The RCMP has reversed its policy on mask-wearing after being accused of discrimination over the rule, which saw bearded Mounties — including Sikh and Muslim officers — reassigned to desk duty.
The policy, which was condemned by both activists and Prime Minister Justin Trudeau, required front line officers to wear properly fitted N95 respirator masks — something that isn’t always possible for RCMP members who wear beards for religious reasons.
In a statement Friday, the chief human resources officer for the RCMP said that, following a risk assessment by commanding officers, “impacted bearded members across Canada may [now] return to operational duties” with appropriate personal protective equipment (PPE).
“Calls for service will be triaged from call centres, with bearded members being assigned to respond operationally only if the risk of exposure is low or multiple responding officers will be present,” said the statement from chief human resources officer Gail Johnson. “Each case will be assessed on an individual basis.”
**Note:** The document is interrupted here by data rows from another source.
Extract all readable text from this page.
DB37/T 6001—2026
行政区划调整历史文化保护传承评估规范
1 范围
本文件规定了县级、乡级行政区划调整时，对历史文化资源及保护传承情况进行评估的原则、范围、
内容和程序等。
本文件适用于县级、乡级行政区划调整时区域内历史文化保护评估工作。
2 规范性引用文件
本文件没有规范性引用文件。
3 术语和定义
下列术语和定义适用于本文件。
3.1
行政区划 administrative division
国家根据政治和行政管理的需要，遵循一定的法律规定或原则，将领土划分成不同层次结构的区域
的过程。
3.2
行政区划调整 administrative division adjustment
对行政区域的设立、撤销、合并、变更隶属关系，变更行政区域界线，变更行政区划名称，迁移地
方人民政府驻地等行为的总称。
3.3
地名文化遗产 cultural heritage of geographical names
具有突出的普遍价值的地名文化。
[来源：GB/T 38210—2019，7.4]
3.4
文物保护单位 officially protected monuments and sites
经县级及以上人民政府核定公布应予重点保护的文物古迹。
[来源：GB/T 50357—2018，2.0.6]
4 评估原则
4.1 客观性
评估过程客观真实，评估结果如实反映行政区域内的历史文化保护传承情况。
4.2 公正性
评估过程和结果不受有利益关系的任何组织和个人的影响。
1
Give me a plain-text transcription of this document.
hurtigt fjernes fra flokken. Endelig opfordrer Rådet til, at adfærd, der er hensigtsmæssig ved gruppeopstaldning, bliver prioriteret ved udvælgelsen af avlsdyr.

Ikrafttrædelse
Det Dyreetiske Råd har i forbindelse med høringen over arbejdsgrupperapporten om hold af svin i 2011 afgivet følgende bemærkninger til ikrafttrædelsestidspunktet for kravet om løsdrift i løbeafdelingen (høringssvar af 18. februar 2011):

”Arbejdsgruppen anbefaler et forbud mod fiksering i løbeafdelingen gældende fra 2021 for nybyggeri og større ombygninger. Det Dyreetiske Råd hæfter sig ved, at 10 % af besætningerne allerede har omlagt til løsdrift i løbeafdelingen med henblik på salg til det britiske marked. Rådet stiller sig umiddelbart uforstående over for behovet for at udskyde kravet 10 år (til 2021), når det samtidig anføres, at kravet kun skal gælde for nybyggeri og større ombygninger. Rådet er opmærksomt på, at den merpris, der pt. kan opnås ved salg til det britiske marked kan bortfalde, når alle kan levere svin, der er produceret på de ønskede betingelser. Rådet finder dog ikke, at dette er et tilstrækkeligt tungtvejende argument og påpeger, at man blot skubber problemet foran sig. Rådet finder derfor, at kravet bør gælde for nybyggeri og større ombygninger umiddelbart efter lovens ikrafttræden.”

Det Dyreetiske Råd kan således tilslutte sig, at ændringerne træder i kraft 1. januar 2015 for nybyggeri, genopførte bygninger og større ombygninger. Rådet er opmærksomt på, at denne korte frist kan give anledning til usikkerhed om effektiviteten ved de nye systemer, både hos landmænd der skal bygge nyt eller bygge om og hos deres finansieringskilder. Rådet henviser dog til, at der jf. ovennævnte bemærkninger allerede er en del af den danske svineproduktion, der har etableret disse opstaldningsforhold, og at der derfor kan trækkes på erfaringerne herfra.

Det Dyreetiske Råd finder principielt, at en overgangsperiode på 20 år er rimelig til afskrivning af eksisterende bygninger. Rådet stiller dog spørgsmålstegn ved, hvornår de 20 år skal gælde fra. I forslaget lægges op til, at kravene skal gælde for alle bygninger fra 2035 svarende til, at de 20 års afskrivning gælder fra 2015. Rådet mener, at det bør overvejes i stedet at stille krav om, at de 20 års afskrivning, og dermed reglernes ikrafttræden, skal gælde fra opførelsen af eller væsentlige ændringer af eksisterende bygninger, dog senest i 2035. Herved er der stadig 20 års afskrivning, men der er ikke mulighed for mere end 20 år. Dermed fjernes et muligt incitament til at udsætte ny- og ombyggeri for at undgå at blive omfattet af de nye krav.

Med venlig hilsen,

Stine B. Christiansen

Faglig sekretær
The original policy was described as discriminatory and disappointing by Prime Minister Trudeau, who added it “shouldn’t have happened.”
Johnson said she was also disappointed in the policy.
“I share the frustrations of our police officers across Canada who are personally affected. While these dedicated and valued members have been accommodated for medical or religious reasons in response to the COVID-19 pandemic, over the last few months they have not been able to serve Canadians on the front lines as we worked to find equipment and operational solutions,” she wrote Friday.
The policy was implemented at the start of the COVID-19 pandemic in March. RCMP Commissioner Brenda Lucki issued a directive on mask use for front line officers, saying the respirators had to be sealed correctly and that “one of the most common causes of a breached seal is facial hair.”
World Sikh Organization legal counsel Balpreet Singh said the move resulted in some Sikh officers being removed from their front line duties.
Singh said his organization wrote to Lucki and Public Safety Minister Bill Blair to ask for a resolution to the issue. Blair’s office condemned the policy and said it expected the issue to be rectified “as quickly as possible.”
“All officers must be given equal opportunity to serve their community while practising their faith,” said an email from the minister’s spokesperson last month.
“They must not experience discrimination based on religion.”
Under questioning in the House of Commons this week, Trudeau said the policy was an example of systemic racism in the RCMP.
“This is absolutely unacceptable. We asked the RCMP to review its policies to make sure that this example of systemic racism is put aside,” he said.
“We need to correct the faults within our system. We need to make sure that these extraordinary law enforcement officers who step up to serve their communities do so with full respect of their human rights. We will see action taken.”